Nifflers, Mooncalfs and Thunder Birds Oh My!
J.K. Rowling has done it again. Almost nine years after the release of Harry Potter and the Deathly Hallows, Rowling managed to put the entire muggle world back under her spell. Fantastic Beasts and Where to Find Them, directed by David Yates and written by Rowling herself, is a delightful welcome back to the Wizarding World.
Fantastic Beasts takes place in 1926 New York, 70 years before the events of Harry Potter. We’re introduced to Newt Scamander (Eddie Redmayne), a magizoologist who brings a suitcase full of magical beasts to New York. Some accidentally escape and cause havoc all over the city. He gains the help of magical sisters Tina (Katherine Waterston) and Queenie Goldstein (Alison Sudol) and muggle Jacob Kowalski (Dan Fogler) to find them while avoiding being arrested by the Magical Council of the United States of America.
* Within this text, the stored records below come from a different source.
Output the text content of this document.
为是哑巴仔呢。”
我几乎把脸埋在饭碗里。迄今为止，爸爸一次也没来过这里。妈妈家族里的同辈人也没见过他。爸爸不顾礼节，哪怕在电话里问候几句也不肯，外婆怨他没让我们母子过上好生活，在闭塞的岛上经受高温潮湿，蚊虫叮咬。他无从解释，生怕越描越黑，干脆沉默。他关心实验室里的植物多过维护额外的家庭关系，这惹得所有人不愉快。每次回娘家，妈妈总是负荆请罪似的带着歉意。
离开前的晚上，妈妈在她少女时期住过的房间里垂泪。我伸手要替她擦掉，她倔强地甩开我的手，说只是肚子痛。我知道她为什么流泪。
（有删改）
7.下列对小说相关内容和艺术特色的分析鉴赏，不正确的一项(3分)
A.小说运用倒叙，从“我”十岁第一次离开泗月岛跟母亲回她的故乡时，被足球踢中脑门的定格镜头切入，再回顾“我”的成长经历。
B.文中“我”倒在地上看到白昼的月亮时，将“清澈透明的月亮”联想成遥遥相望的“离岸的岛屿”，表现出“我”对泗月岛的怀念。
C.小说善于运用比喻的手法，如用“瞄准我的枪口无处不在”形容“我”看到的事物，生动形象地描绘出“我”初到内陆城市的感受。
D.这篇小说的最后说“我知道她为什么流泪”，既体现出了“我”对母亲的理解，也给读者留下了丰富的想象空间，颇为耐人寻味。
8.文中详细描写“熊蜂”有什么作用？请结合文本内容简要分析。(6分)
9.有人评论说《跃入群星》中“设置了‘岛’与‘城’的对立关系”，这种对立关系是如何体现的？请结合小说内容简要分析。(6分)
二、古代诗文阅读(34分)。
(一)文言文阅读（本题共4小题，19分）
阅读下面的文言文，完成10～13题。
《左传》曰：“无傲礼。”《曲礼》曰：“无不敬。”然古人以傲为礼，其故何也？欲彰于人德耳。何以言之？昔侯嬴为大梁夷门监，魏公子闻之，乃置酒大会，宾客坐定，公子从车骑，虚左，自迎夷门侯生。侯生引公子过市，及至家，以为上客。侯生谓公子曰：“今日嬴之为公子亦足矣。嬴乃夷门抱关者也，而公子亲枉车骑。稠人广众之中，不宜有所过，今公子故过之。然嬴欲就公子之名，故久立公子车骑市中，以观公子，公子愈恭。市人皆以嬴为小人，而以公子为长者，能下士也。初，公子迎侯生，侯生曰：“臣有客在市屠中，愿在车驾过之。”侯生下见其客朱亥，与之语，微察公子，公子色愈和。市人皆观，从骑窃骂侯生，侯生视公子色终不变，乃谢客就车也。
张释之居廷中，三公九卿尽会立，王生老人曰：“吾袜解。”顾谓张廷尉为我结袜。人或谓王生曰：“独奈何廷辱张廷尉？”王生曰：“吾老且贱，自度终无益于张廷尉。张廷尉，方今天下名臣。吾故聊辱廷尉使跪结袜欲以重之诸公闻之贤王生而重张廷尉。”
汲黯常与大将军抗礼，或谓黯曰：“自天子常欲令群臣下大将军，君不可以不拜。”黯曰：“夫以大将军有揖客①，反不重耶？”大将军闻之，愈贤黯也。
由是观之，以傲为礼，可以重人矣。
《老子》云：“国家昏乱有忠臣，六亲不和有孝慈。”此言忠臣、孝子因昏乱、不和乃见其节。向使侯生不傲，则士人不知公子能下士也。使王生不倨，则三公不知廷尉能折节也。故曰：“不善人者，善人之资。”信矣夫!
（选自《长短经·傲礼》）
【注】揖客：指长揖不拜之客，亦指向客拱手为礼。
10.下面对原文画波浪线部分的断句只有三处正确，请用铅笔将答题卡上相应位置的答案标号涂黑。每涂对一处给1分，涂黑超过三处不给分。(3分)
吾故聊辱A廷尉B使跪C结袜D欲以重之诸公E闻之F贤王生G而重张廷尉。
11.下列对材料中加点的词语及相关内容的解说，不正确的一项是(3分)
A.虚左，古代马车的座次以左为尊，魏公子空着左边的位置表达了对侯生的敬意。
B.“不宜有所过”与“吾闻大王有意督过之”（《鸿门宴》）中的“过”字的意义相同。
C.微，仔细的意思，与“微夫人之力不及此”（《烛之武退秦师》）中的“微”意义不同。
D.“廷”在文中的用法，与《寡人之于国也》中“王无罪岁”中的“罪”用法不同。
This is all taking place while Gellert Grindelwald (Johnny Depp), the dark wizard who provided Voldemort with inspiration, unleashes terror across Europe. Grindelwald believes in a wizard master race and will do anything to achieve his ends.
Fantastic Beasts is a funny, intense, beautifully directed and filmed movie that offers both the casual viewer and the intense Harry Potter fan a glimpse into not only American wizarding society, but also Rowling’s politics and talent for worldbuilding.
Even more so than the Potter movies, Fantastic Beasts feels like Rowling. It’s infused with her dark, dry, crude humor and often controversial political views in a way the Potter directors were never able to truly capture.
Rowling has always been outspoken politically on a wide range of issues. Unapologetically liberal, the Harry Potter books served as her platform to voice her opinions and concerns about racism, women’s rights and war. Fantastic Beasts is infused with her opinions about religious extremism, segregation and children’s rights. In perfect Rowling style, her messages are subtle, but powerful.
Also unlike the Harry Potter films, which always aired on the light side, Fantastic Beasts dared to be as dark and potentially upsetting as the original Harry Potter Books. In an effort to appeal to more people, and keep the movies to a PG-13 rating or less, directors and writers toned down the books’ more dark and heavy moments. Yates and Rowling make no such effort with Fantastic Beasts. Instead, viewers enter the Wizarding World that Rowling created: dark, scary and full of monsters.
The Fantastic Beasts and Where to Find Them franchise gives Rowling the chance to bring her worldbuilding vision to the big screen in the way she intended it. For the first time, Rowling is writing and has complete control over how her meticulously constructed world is portrayed on the big screen.
And so far, she’s proved herself. Fantastic Beasts and Where to Find Them is clever, funny and an overall well-done movie. For her first screenplay, Rowling delights and inspires once again. Harry’s story may be finished, but Rowling has a lot left in her and Fantastic Beasts and Where to Find Them proved that. I can’t wait to see where she takes us next.